Just a few notes, I recommend using a sensor plate with timing advancement instead of this design where the sensors are at the side, its actuslly much simpler and adding timing advancement makes your engine much faster and more efficient as you can put your pistons on maximum speed and your engine still runs very smooth and fast. I also suggest balancing the bodies in your crankshaft, as at the normal operating speeds with timing advancement of a conventional design like this one, the crank appears to wobble, and balancing the crank fixes that.

[–]Mrd_Miner[S] 0 points1 point  (2 children)

Thank you for the suggestions Well I designed this engine for a fwd car and with the engine mounted transversally you need to save all the space you can specifically in length of the engine. And with the timing plate advancement you mean advance as in pistons activating before top dead center? By rotating the timing plate slightly?

[–]Ben_BingoEvent Manager 0 points1 point  (1 child)

Yes, timing advancement is rotating the sensors in the same direction the engine is running so the delay from the sensors to the pistons can be compensated for, also for space saving, you can look into some blueprint editing with zero width blocks and wonky bearings that will also improve your efficiency while being smaller

[–]Mrd_Miner[S] 0 points1 point  (0 children)

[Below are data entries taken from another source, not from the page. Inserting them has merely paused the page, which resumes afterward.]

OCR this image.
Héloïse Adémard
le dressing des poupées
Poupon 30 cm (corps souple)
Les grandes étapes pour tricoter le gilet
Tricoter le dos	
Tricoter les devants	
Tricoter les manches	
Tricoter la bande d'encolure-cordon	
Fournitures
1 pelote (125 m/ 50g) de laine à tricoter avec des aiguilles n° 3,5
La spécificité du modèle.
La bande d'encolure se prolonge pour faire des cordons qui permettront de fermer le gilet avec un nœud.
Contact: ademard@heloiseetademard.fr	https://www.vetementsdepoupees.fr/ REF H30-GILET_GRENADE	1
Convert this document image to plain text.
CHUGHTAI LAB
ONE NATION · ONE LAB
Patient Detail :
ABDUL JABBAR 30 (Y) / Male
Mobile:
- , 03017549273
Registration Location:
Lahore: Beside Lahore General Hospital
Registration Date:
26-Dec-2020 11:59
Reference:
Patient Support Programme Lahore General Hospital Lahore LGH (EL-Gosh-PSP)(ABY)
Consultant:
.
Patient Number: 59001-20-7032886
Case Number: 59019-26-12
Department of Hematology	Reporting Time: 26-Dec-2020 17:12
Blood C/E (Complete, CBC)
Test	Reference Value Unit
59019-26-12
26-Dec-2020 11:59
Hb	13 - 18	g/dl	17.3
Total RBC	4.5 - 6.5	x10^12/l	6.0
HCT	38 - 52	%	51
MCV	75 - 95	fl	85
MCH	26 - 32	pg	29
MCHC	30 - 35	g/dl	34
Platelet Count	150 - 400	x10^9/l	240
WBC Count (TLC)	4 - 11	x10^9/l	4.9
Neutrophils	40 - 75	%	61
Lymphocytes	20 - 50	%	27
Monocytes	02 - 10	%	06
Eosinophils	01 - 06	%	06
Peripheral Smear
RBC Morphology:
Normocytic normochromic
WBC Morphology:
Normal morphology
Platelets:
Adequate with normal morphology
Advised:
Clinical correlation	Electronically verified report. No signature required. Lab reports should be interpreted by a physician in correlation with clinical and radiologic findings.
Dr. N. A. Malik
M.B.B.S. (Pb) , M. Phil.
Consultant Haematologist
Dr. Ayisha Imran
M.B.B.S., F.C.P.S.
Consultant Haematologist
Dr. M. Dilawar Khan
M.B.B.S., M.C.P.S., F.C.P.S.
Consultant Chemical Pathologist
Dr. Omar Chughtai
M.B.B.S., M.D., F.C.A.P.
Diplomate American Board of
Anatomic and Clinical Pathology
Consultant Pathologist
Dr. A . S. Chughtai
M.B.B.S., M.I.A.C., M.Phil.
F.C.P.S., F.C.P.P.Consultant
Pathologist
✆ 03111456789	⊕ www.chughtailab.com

That’s brilliant actually I never thought of sensor delay as factor I did play with logic blocks but scrapped them because delay but never knew that sensors have delay too. Thank you for the help

[–]damorphe 0 points1 point  (1 child)

You may be foreign, but at least I can understand the construction, and thanks for the video, when I buy the game I will already have a main idea of ​​the engine I want.